Introduction

Hibari is a production-ready, distributed, key-value, big data store. In the emerging field of “NOSQL” solutions to today’s mass-scale data storage challenges, Hibari stands out for several reasons:

  • Hibari is the only open source key-value database to couple Erlang engineering with innovative chain replication technology. Erlang is the ideal programming foundation on which to build a robust, high-performance distributed storage solution. Chain replication delivers high throughput and availability without sacrificing data consistency.
  • Hibari is the only open source key-value database built to the exacting standards of the carrier-class telecom sector, and proven in multi-million user telecom production environments.
  • Hibari delivers a distinctive feature matrix that includes:
    • Per-table options for RAM+disk-based or disk-only value storage
    • Support for per-key expiration times and per-key custom meta-data
    • Support for multi-key atomic transactions, within range limits
    • A key timestamping mechanism that facilitates “test-and-set” type operations
    • Automatic data rebalancing as the system scales
    • Support for live code upgrades
    • Multiple client API implementations

This introductory chapter will briefly address the recent emergence of NOSQL solutions to the challenges posed by the “Big Data” era before turning to describe more fully the distinctive benefits that Hibari provides to developers, administrators, and users of data-intensive applications.

Why NOSQL?

The NOSQL “movement” is, first off, not an outright rejection of traditional relational database management systems (RDBMS) but rather a growing recognition that today’s data environment requires a diverse storage toolset that is “Not Only SQL (NOSQL)”. Relational and NOSQL data storage solutions should be viewed as complements, with each approach better suited toward different types of applications and services.

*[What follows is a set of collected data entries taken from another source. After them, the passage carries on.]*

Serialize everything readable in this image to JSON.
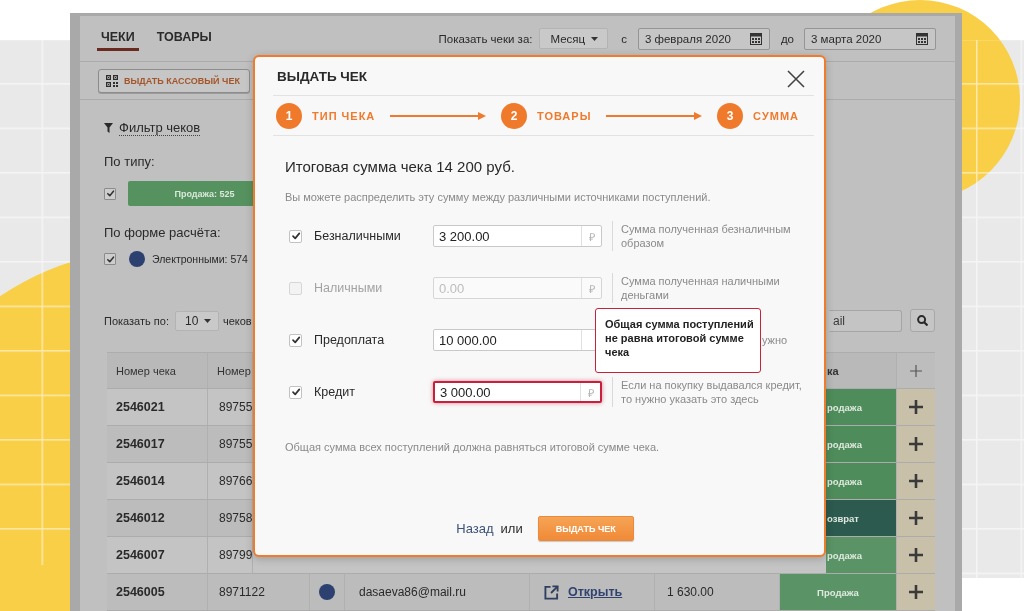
{
  "app": {
    "tabs": [
      {
        "label": "ЧЕКИ",
        "selected": true
      },
      {
        "label": "ТОВАРЫ",
        "selected": false
      }
    ],
    "period": {
      "label": "Показать чеки за:",
      "value": "Месяц",
      "from_label": "с",
      "from_date": "3 февраля 2020",
      "to_label": "до",
      "to_date": "3 марта 2020"
    },
    "issue_button": "ВЫДАТЬ КАССОВЫЙ ЧЕК",
    "filter": {
      "title": "Фильтр чеков",
      "by_type": {
        "label": "По типу:",
        "items": [
          {
            "label": "Продажа: 525",
            "checked": true
          }
        ]
      },
      "by_payment": {
        "label": "По форме расчёта:",
        "items": [
          {
            "label": "Электронными: 574",
            "checked": true
          }
        ]
      }
    },
    "page_size": {
      "label": "Показать по:",
      "value": "10",
      "suffix": "чеков"
    },
    "search": {
      "placeholder": "ail"
    },
    "table": {
      "columns": [
        "Номер чека",
        "Номер",
        "ка"
      ],
      "rows": [
        {
          "kind": "partial",
          "receipt_number": "2546021",
          "column_2": "89755",
          "column_7": {
            "label": "родажа",
            "color": "#4f8c5b"
          }
        },
        {
          "kind": "partial",
          "receipt_number": "2546017",
          "column_2": "89755",
          "column_7": {
            "label": "родажа",
            "color": "#4f8c5b"
          }
        },
        {
          "kind": "partial",
          "receipt_number": "2546014",
          "column_2": "89766",
          "column_7": {
            "label": "родажа",
            "color": "#4f8c5b"
          }
        },
        {
          "kind": "partial",
          "receipt_number": "2546012",
          "column_2": "89758",
          "column_7": {
            "label": "озврат",
            "color": "#2c5a4e"
          }
        },
        {
          "kind": "partial",
          "receipt_number": "2546007",
          "column_2": "89799",
          "column_7": {
            "label": "родажа",
            "color": "#5a9466"
          }
        },
        {
          "kind": "full",
          "receipt_number": "2546005",
          "column_2": "8971122",
          "column_4": "dasaeva86@mail.ru",
          "column_5": "Открыть",
          "column_6": "1 630.00",
          "column_7": {
            "label": "Продажа",
            "color": "#5a9466"
          }
        }
      ]
    }
  },
  "modal": {
    "title": "ВЫДАТЬ ЧЕК",
    "steps": [
      {
        "number": "1",
        "label": "ТИП ЧЕКА"
      },
      {
        "number": "2",
        "label": "ТОВАРЫ"
      },
      {
        "number": "3",
        "label": "СУММА"
      }
    ],
    "total": "Итоговая сумма чека 14 200 руб.",
    "hint": "Вы можете распределить эту сумму между различными источниками поступлений.",
    "sources": [
      {
        "label": "Безналичными",
        "checked": true,
        "disabled": false,
        "value": "3 200.00",
        "currency": "₽",
        "error": false,
        "help": "Сумма полученная безналичным образом"
      },
      {
        "label": "Наличными",
        "checked": false,
        "disabled": true,
        "value": "0.00",
        "currency": "₽",
        "error": false,
        "help": "Сумма полученная наличными деньгами"
      },
      {
        "label": "Предоплата",
        "checked": true,
        "disabled": false,
        "value": "10 000.00",
        "error": false,
        "help": "ужно",
        "tooltip": "Общая сумма поступлений не равна итоговой сумме чека"
      },
      {
        "label": "Кредит",
        "checked": true,
        "disabled": false,
        "value": "3 000.00",
        "currency": "₽",
        "error": true,
        "help": "Если на покупку выдавался кредит, то нужно указать это здесь"
      }
    ],
    "note": "Общая сумма всех поступлений должна равняться итоговой сумме чека.",
    "back_link": "Назад",
    "or": "или",
    "submit": "ВЫДАТЬ ЧЕК"
  }
}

The main driver of NOSQL has been the proliferation of applications and services that must store and serve terabytes or petabytes of data, often while striving to guarantee “always-on” availability and low latencies for end users. Organizations in many market sectors are grappling with the advent of Big Data, including but not limited to:

  • Web properties – coping with the massive data requirements of search, e-commerce, social media, and user-generated content.
  • Telecoms – managing and analyzing network logs and call data records for multi-millions of subscribers.
  • Utilities – managing and analyzing the enormous data volume associated with smart grids.
  • Financial services – storing and mining customer history data in order to analyze and model risk.
  • Retail analytics – click-stream analysis and micro-targeting.
  • Biotech – genome analysis.

Organizations in these and other data-intensive environments have been challenged to build data storage systems of unprecedented scale. Many such organizations have found their needs ill-met by traditional data storage approaches that center around relational database management systems and specialized high-end hardware. In particular:

  • Scaling up a single RDBMS instance doesn’t achieve nearly the scale required, no matter how high-end the systems or how great the expenditure.
  • Scaling out by sharding the system over multiple RDBMS instances entails enormous costs and enormous operational complexity, while at the same time forfeiting much of the power of the relational model.

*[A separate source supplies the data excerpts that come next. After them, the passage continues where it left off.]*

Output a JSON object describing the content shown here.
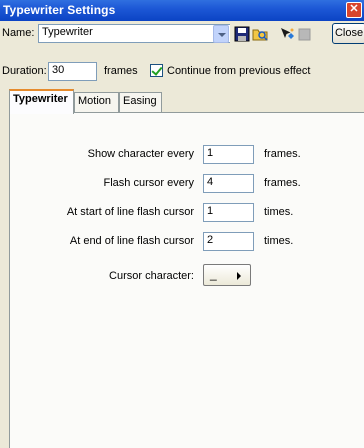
{
  "window": {
    "title": "Typewriter Settings"
  },
  "header": {
    "name_label": "Name:",
    "name_value": "Typewriter",
    "close_label": "Close"
  },
  "duration": {
    "label": "Duration:",
    "value": "30",
    "unit": "frames",
    "continue_label": "Continue from previous effect",
    "continue_checked": true
  },
  "tabs": [
    {
      "label": "Typewriter",
      "active": true
    },
    {
      "label": "Motion",
      "active": false
    },
    {
      "label": "Easing",
      "active": false
    }
  ],
  "settings": [
    {
      "label": "Show character every",
      "value": "1",
      "unit": "frames."
    },
    {
      "label": "Flash cursor every",
      "value": "4",
      "unit": "frames."
    },
    {
      "label": "At start of line flash cursor",
      "value": "1",
      "unit": "times."
    },
    {
      "label": "At end of line flash cursor",
      "value": "2",
      "unit": "times."
    }
  ],
  "cursor": {
    "label": "Cursor character:",
    "value": "_"
  },
  "icons": [
    "close-icon",
    "dropdown-arrow-icon",
    "save-icon",
    "open-folder-icon",
    "apply-effect-icon",
    "stop-icon",
    "checkmark-icon",
    "arrow-right-icon"
  ]
}
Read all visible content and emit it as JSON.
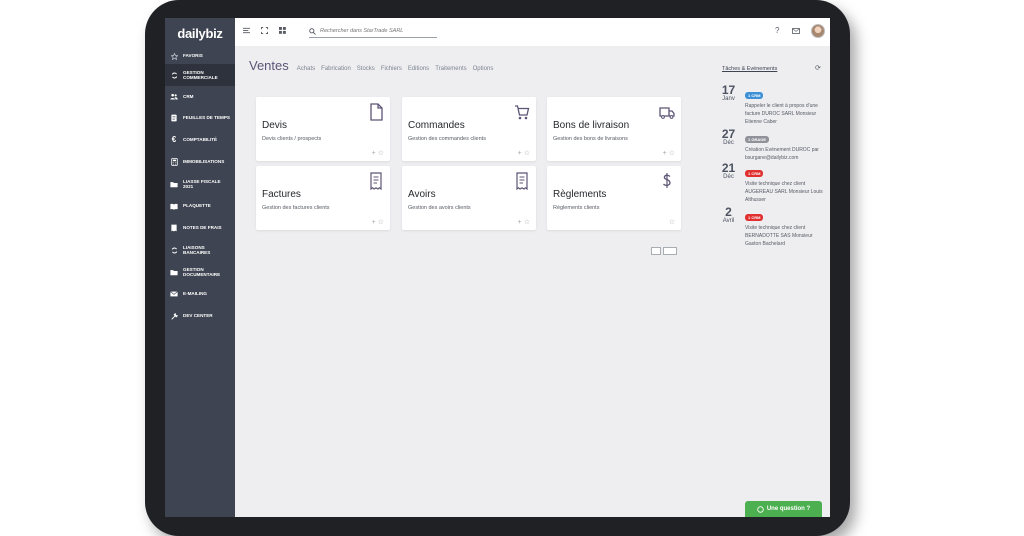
{
  "app": {
    "logo": "dailybiz"
  },
  "sidebar": {
    "items": [
      {
        "label": "Favoris",
        "icon": "star-icon"
      },
      {
        "label": "Gestion commerciale",
        "icon": "refresh-icon"
      },
      {
        "label": "CRM",
        "icon": "users-icon"
      },
      {
        "label": "Feuilles de temps",
        "icon": "timesheet-icon"
      },
      {
        "label": "Comptabilité",
        "icon": "euro-icon"
      },
      {
        "label": "Immobilisations",
        "icon": "calculator-icon"
      },
      {
        "label": "Liasse fiscale 2021",
        "icon": "folder-icon"
      },
      {
        "label": "Plaquette",
        "icon": "book-icon"
      },
      {
        "label": "Notes de frais",
        "icon": "receipt-icon"
      },
      {
        "label": "Liaisons bancaires",
        "icon": "bank-sync-icon"
      },
      {
        "label": "Gestion documentaire",
        "icon": "folder-open-icon"
      },
      {
        "label": "E-mailing",
        "icon": "email-icon"
      },
      {
        "label": "Dev Center",
        "icon": "wrench-icon"
      }
    ]
  },
  "topbar": {
    "search_placeholder": "Rechercher dans StarTrade SARL",
    "help": "?"
  },
  "nav": {
    "title": "Ventes",
    "links": [
      "Achats",
      "Fabrication",
      "Stocks",
      "Fichiers",
      "Editions",
      "Traitements",
      "Options"
    ]
  },
  "cards": [
    {
      "title": "Devis",
      "subtitle": "Devis clients / prospects",
      "icon": "document-icon"
    },
    {
      "title": "Commandes",
      "subtitle": "Gestion des commandes clients",
      "icon": "cart-icon"
    },
    {
      "title": "Bons de livraison",
      "subtitle": "Gestion des bons de livraisons",
      "icon": "truck-icon"
    },
    {
      "title": "Factures",
      "subtitle": "Gestion des factures clients",
      "icon": "invoice-icon"
    },
    {
      "title": "Avoirs",
      "subtitle": "Gestion des avoirs clients",
      "icon": "credit-note-icon"
    },
    {
      "title": "Règlements",
      "subtitle": "Règlements clients",
      "icon": "dollar-icon"
    }
  ],
  "panel": {
    "title": "Tâches & Evénements",
    "events": [
      {
        "day": "17",
        "month": "Janv",
        "badge": "1 CRM",
        "badge_color": "#3d8fd6",
        "text": "Rappeler le client à propos d'une facture DUROC SARL Monsieur Etienne Caber"
      },
      {
        "day": "27",
        "month": "Déc",
        "badge": "1 GRAGE",
        "badge_color": "#8f9399",
        "text": "Création Evénement DUROC par bsurgane@dailybiz.com"
      },
      {
        "day": "21",
        "month": "Déc",
        "badge": "1 CRM",
        "badge_color": "#e03030",
        "text": "Visite technique chez client AUGEREAU SARL Monsieur Louis Althusser"
      },
      {
        "day": "2",
        "month": "Avril",
        "badge": "1 CRM",
        "badge_color": "#e03030",
        "text": "Visite technique chez client BERNADOTTE SAS Monsieur Gaston Bachelard"
      }
    ]
  },
  "chat": {
    "label": "Une question ?"
  }
}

Wanting Big Data capacity without crippling cost and complexity, some innovative organizations have sought a better way to scale. At the same time, with an ever-expanding array of data usage scenarios, it’s become apparent that not all scenarios require the complex querying and management functionality associated with an RDBMS. For some applications and services, SQL-structuring and strict ACID properties are overkill. Worse, in some environments they’re expensive overkill that can potentially hamstring service offerings in highly competitive markets that demand flexibility and responsiveness.

In short, recent years have seen a proliferation of services that require more data, with less structure.

Not surprisingly, some of the leading web enterprises have been at the forefront of the NOSQL movement. In particular, Google with its http://labs.google.com/papers/bigtable.html[BigTable paper] in 2006 and Amazon with its http://s3.amazonaws.com/AllThingsDistributed/sosp/amazon-dynamo-sosp2007.pdf[Dynamopaper] in 2007 had a profound effect on the NOSQL market. A number of NOSQL solutions have drawn inspiration from either BigTable or Dynamo or both, and in the past couple years several solutions have been released into the open source community.

While NOSQL data storage solutions vary in their particulars, they have these basic traits in common:

  • A simplified data model. Data models vary across specific solutions, and sometimes form the basis of a tripartite classification of NOSQL systems into 1) key-value data stores (such as Dynamo and Hibari); 2) column-oriented data stores (such as BigTable); and 3) document-oriented data stores (such as CouchDB). All variants, however, are simpler and more flexible in data model than the traditional RDBMS. That simplification tends to carry over to client APIs as well.
  • Distribution across multiple nodes based on commodity PCs. Affordable Big Data capacity is achieved by scaling out across tens, hundreds, or even thousands of commodity PCs. Data partitioning schemes coupled with parallel processing of incoming requests deliver the needed high performance.
  • Replication of data objects across multiple nodes, to ensure high availability in the event of component failures.

For much more on the history, merits, and design issues associated with NOSQL storage solutions, consult with your favorite search engine.